We live in the home of the future. Built in 1896, with wood harvested from local resources, this house has raised at least four families. It's had some indignities committed against it, but it shows little evidence of giving up soon.
In 1896, did the builders pause to think about the coming era? Otto Lillienthal was experimenting with heavier than air flight, but Orville and Wilbur's flyer was still 7 years in the future. Further in future, were the 1939 Chicago World's Fair, spaceflight, and the struggle for equalities of all persuasions.
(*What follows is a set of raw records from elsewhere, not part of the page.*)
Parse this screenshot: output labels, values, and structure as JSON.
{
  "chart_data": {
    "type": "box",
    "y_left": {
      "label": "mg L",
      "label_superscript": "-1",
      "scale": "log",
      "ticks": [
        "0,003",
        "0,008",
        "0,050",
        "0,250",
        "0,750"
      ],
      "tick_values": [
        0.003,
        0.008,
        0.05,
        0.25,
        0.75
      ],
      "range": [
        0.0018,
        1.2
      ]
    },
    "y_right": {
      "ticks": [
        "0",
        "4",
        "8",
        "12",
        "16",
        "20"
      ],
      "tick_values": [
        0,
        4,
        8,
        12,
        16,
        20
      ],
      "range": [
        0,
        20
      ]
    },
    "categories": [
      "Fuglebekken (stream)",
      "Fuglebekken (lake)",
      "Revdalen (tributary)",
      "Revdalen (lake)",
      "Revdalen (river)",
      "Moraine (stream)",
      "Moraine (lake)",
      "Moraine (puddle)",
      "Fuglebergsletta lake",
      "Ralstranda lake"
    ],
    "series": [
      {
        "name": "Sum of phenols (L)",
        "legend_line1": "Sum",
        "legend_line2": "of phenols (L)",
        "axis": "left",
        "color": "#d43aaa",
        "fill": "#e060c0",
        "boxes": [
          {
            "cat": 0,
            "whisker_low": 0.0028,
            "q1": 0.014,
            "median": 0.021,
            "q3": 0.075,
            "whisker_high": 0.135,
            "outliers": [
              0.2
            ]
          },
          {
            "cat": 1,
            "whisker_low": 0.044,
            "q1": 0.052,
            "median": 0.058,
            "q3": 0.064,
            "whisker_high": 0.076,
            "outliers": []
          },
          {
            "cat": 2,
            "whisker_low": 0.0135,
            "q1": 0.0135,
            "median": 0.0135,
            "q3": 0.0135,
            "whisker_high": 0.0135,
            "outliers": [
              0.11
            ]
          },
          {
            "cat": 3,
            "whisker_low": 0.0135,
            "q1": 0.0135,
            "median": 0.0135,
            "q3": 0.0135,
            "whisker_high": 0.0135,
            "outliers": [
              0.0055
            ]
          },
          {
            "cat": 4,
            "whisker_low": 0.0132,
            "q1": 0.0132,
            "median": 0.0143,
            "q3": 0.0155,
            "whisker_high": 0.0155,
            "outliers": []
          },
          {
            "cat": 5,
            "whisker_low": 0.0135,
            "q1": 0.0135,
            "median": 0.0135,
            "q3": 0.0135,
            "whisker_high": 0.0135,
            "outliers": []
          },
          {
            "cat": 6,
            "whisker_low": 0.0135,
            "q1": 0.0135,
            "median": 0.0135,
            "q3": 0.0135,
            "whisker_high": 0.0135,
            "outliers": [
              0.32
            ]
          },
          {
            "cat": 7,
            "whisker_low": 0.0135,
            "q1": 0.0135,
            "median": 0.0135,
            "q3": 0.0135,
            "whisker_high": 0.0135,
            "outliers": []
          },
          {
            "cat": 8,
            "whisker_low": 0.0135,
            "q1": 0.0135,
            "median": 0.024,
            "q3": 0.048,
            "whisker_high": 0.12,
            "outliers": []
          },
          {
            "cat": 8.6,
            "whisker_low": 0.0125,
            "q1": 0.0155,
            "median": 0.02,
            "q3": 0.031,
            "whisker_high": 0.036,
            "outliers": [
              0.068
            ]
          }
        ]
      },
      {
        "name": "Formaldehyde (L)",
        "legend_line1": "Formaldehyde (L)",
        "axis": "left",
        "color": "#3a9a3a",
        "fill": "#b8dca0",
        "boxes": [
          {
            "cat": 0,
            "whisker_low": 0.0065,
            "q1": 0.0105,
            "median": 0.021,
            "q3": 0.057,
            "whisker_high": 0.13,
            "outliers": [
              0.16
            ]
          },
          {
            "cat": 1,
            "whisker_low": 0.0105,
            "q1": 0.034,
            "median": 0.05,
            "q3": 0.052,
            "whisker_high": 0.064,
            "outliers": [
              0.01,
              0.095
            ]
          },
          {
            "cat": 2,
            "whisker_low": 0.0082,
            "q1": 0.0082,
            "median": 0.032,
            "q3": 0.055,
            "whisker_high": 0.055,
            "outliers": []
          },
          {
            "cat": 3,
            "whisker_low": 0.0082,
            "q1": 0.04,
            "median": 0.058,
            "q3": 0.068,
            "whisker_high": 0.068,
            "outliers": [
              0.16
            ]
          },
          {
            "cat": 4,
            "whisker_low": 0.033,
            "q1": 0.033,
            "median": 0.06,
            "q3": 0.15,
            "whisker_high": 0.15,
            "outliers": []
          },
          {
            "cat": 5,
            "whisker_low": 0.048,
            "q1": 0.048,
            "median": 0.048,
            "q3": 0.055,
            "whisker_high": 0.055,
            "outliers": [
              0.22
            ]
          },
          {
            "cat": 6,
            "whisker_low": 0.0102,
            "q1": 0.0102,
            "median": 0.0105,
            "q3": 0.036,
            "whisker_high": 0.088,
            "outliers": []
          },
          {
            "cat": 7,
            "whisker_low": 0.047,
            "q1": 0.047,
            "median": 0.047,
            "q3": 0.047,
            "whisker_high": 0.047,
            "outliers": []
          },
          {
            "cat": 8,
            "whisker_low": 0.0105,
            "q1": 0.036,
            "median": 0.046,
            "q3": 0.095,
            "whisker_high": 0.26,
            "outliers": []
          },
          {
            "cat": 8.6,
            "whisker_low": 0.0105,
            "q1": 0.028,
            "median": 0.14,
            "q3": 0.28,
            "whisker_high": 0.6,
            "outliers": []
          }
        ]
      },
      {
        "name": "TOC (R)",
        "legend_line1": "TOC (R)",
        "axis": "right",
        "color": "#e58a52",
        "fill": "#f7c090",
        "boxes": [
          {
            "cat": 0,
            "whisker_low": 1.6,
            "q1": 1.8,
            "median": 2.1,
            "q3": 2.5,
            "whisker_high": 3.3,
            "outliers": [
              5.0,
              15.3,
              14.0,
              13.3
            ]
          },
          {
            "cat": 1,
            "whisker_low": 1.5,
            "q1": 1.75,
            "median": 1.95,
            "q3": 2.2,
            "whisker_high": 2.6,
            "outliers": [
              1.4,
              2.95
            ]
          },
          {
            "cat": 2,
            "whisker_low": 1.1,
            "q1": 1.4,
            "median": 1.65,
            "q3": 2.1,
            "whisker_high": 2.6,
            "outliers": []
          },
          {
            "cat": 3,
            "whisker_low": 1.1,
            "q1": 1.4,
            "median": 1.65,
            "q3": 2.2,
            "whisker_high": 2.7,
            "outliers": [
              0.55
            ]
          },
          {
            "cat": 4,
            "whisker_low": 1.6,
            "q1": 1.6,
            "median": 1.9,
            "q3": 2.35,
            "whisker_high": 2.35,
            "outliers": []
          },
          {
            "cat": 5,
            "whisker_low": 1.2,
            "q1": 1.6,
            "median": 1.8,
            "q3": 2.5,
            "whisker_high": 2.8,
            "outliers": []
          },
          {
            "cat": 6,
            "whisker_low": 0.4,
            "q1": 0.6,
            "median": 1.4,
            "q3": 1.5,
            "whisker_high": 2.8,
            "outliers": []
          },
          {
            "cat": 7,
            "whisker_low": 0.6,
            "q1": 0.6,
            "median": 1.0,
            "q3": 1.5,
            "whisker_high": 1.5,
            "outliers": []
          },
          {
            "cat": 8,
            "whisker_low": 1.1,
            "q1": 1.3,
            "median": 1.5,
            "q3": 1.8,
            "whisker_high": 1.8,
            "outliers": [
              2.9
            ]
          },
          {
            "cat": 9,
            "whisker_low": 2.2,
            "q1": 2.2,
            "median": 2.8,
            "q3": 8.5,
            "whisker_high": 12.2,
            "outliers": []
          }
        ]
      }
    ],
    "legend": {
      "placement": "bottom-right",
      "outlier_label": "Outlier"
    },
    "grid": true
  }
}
It's a Home of the Future because it performs the primary requisite task: it limits the ecological footprint of our family of four. In the future, we will all live within the resource budget of the Earth (plus any space resources we learn to harvest!). We'll leave our wild areas wild rather than sprawling in to them, and we'll rehabilitate our urban areas to allow humans and nature to coexist more peacefully. We'll bring a little more wild into our backyards. Driving a motor home with a microwave and TV into the forest for a "vacation" is really an effort to have a wild backyard.
Another thing we'll have to work out is paying for training. How many of us buy new stuff when the old stuff gets a little worn? When the cost to repair an appliance approaches the cost to replace it, don't we go get a new one? The packaging might end up in the recycling, but the old appliance often ends up in landfill.